Compare ERC-6900 and ERC-7579 for building smart wallet systems.

Modular account standards define how smart accounts can be extended with plug-ins, permissions, and upgradeable logic. Two main proposals in the ecosystem are ERC-6900 and ERC-7579.

This page compares them from a developer perspective.


🖇️ What Is Modularity?

A modular smart account: - Delegates logic to external modules (e.g., signature validation, permission checks) - Enables upgrades or feature toggles without full redeployments - Improves auditability by isolating logic

💡 Modular accounts benefit from RIP-7712, which enables plugin-specific nonces and parallel execution lanes.

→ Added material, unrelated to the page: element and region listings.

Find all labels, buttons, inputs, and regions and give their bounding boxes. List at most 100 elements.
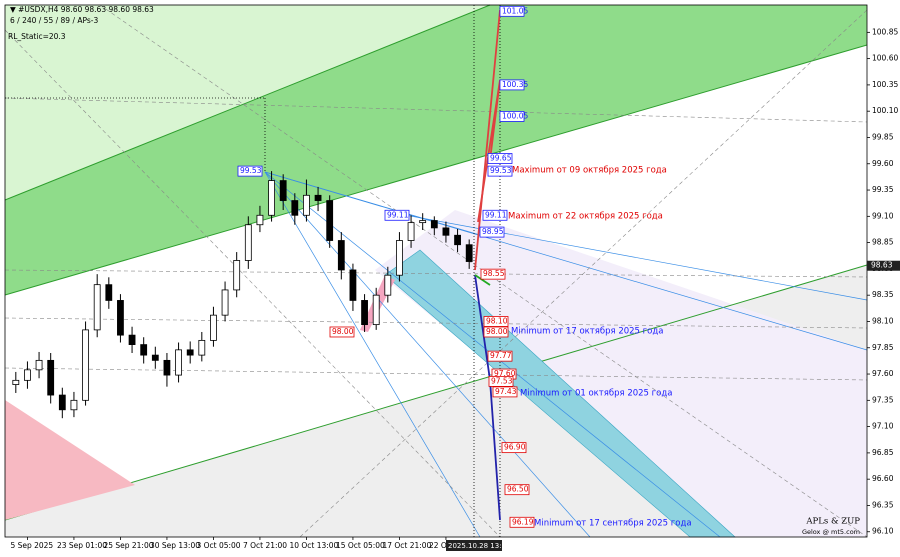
lavender-zone	[375, 210, 867, 537]
level-label: 101.05	[502, 6, 528, 15]
level-box	[329, 326, 355, 338]
channel-line	[4, 4, 491, 201]
decorations	[4, 4, 868, 538]
candle-body	[105, 284, 113, 301]
candle-body	[442, 227, 450, 236]
x-tick-label: 17 Oct 21:00	[382, 541, 431, 550]
level-box	[480, 268, 506, 280]
y-tick-label: 97.60	[872, 369, 894, 378]
candle-body	[454, 234, 461, 246]
candle-body	[58, 394, 66, 411]
dashed-level	[4, 317, 868, 329]
level-box	[483, 326, 509, 338]
candle-body	[396, 240, 403, 276]
y-tick-label: 96.85	[872, 448, 894, 457]
dashed-diagonal	[4, 29, 501, 538]
y-tick-label: 96.35	[872, 500, 894, 509]
candle-body	[256, 214, 264, 226]
level-label: 99.53	[240, 166, 262, 175]
level-label: 98.55	[483, 269, 505, 278]
candle-body	[384, 274, 392, 296]
annotation: Maximum от 09 октября 2025 года	[512, 166, 667, 176]
level-label: 98.00	[486, 327, 508, 336]
level-box	[479, 226, 505, 238]
level-box	[482, 209, 508, 221]
dashed-diagonal	[299, 9, 868, 538]
annotation: Minimum от 17 сентября 2025 года	[534, 519, 692, 529]
candle-body	[233, 260, 241, 291]
dashed-level	[4, 97, 868, 123]
pink-triangle	[5, 400, 135, 520]
level-label: 99.11	[387, 210, 409, 219]
level-box	[483, 316, 509, 327]
y-tick-label: 99.60	[872, 159, 894, 168]
level-label: 97.77	[490, 351, 512, 360]
fan-line	[264, 171, 481, 236]
candle-body	[93, 284, 101, 331]
level-label: 96.90	[504, 443, 526, 452]
candle-body	[314, 194, 322, 201]
candle-body	[407, 222, 415, 241]
level-label: 98.10	[486, 316, 508, 325]
y-tick-label: 98.35	[872, 290, 894, 299]
candle-body	[361, 300, 368, 326]
indicator: RL_Static=20.3	[8, 32, 66, 41]
candle-body	[279, 180, 287, 201]
fan-line	[264, 171, 591, 538]
candle-body	[35, 359, 43, 371]
candle-body	[210, 314, 217, 341]
x-tick-label: 30 Sep 13:00	[150, 541, 200, 550]
candle-body	[326, 200, 334, 241]
y-tick-label: 99.10	[872, 211, 894, 220]
candle-body	[430, 220, 438, 229]
level-box	[492, 386, 518, 398]
last-price-label: 98.63	[871, 261, 893, 270]
candle-body	[82, 329, 89, 401]
level-label: 98.95	[482, 227, 504, 236]
candle-body	[70, 399, 78, 411]
level-label: 99.53	[490, 166, 512, 175]
header: ▼ #USDX,H4 98.60 98.63 98.60 98.63	[10, 5, 154, 14]
level-box	[487, 153, 513, 164]
fan-line	[264, 171, 481, 538]
zigzag	[474, 9, 501, 271]
level-label: 97.43	[495, 387, 517, 396]
candle-body	[47, 359, 55, 396]
level-label: 97.53	[491, 376, 513, 385]
level-box	[487, 350, 513, 362]
candle-body	[349, 269, 357, 301]
candle-body	[291, 200, 299, 216]
level-label: 98.00	[332, 327, 354, 336]
y-tick-label: 100.60	[872, 54, 898, 63]
candle-body	[128, 334, 136, 345]
candle-body	[268, 180, 275, 216]
annotation: Maximum от 22 октября 2025 года	[508, 212, 663, 222]
candle-body	[372, 294, 380, 326]
y-tick-label: 96.60	[872, 474, 894, 483]
plot-frame	[4, 4, 868, 538]
level-box	[499, 79, 525, 91]
level-label: 96.19	[512, 517, 534, 526]
candle-body	[465, 244, 473, 262]
subheader: 6 / 240 / 55 / 89 / APs-3	[10, 16, 98, 25]
dashed-diagonal	[99, 4, 868, 538]
level-box	[384, 209, 410, 221]
candle-body	[163, 359, 171, 376]
candle-body	[151, 354, 159, 361]
zigzag	[474, 274, 491, 286]
y-tick-label: 96.10	[872, 527, 894, 536]
y-tick-label: 97.85	[872, 343, 894, 352]
level-box	[237, 165, 263, 177]
y-tick-label: 98.10	[872, 316, 894, 325]
watermark: APLs & ZUP	[805, 517, 860, 527]
x-tick-label: 25 Sep 21:00	[103, 541, 153, 550]
y-tick-label: 97.10	[872, 422, 894, 431]
level-label: 99.11	[485, 210, 507, 219]
watermark: Gelox @ mt5.com	[802, 528, 860, 536]
candle-body	[186, 349, 194, 356]
x-tick-label: 15 Oct 05:00	[336, 541, 385, 550]
level-box	[488, 375, 514, 387]
candle-body	[175, 349, 182, 376]
dashed-level	[4, 367, 868, 381]
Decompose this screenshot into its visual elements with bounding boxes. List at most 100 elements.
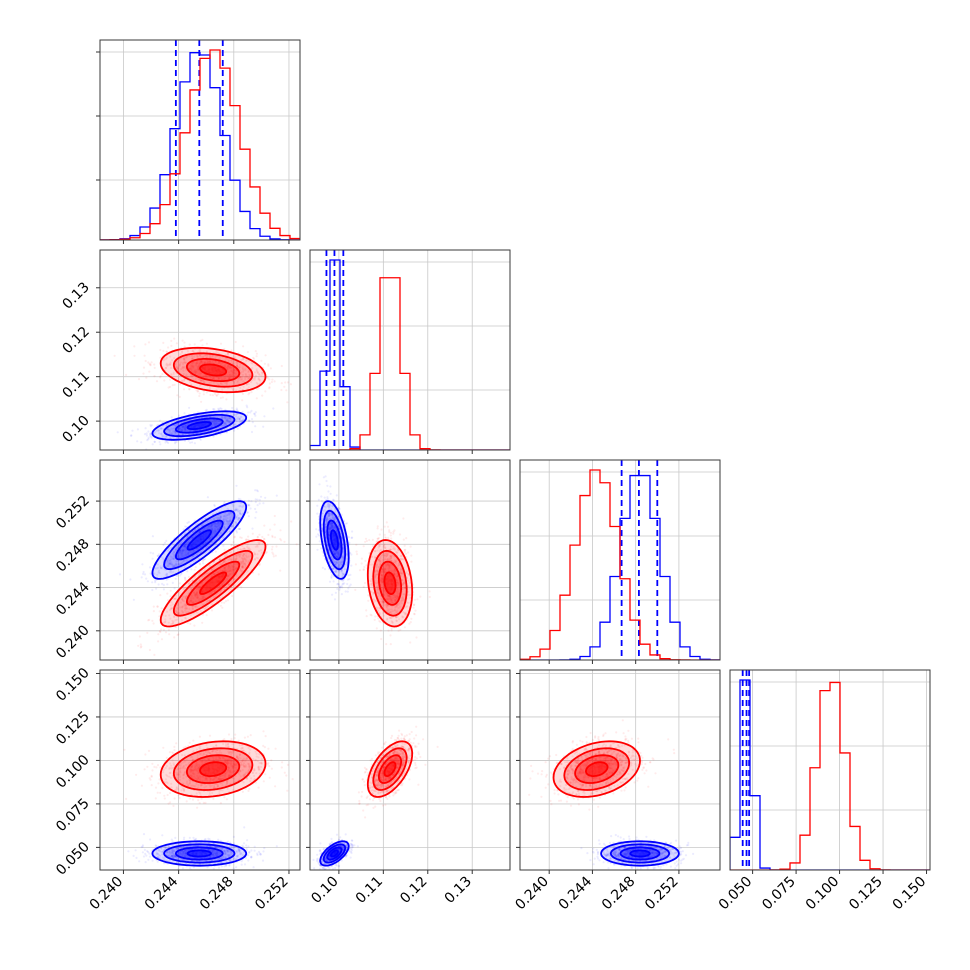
sample-point	[243, 563, 246, 566]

✳️ ERC-6900: Generalized Permission Graphs

  • Proposes a universal registry for modules and permissions
  • Emphasizes graph-based delegation (who can do what, on behalf of whom)
  • Enables fine-grained and reusable access control

Use case: protocol-governed wallets, DAOs, nested delegation

Pros:

  • Very flexible
  • Shared registry enables interoperability
  • Deep control over auth trees

Cons:

  • More complex to reason about
  • New mental model for devs unfamiliar with graphs

❇️ ERC-7579: Wallet-Centric Modules

  • Defines runtime module loading for smart accounts
  • Compatible with ERC-4337; enables session key enforcement via wallet-controlled module validation
  • Modules attach to wallets and expose specific interfaces

Use case: app-specific wallets, extensible UX, plugins

Pros:

  • Simple to integrate
  • Plug-and-play UX modules (e.g., multisig, rate limiting)
  • Deployed in production (Candide)

Cons:

  • Modules are not shared across wallets
  • Less granular permissioning than 6900

🌍 Ecosystem Adoption

For up-to-date information on ecosystem support and implementation of modular smart account standards, refer to the following official sources:

  • ERC-6900: Plugin-based modular account registry and validation
  • ERC-7579: Minimal modular interface layer for smart accounts

These pages track real-time contributions and adoption by wallet teams, infra providers, and AA tooling projects.



✅ Summary

Both ERC-6900 and ERC-7579 push smart accounts toward a modular future. 6900 prioritizes permission graphs and registry-level reuse, while 7579 focuses on local extensibility and simple UX. Choose based on your app’s architecture and user control requirements.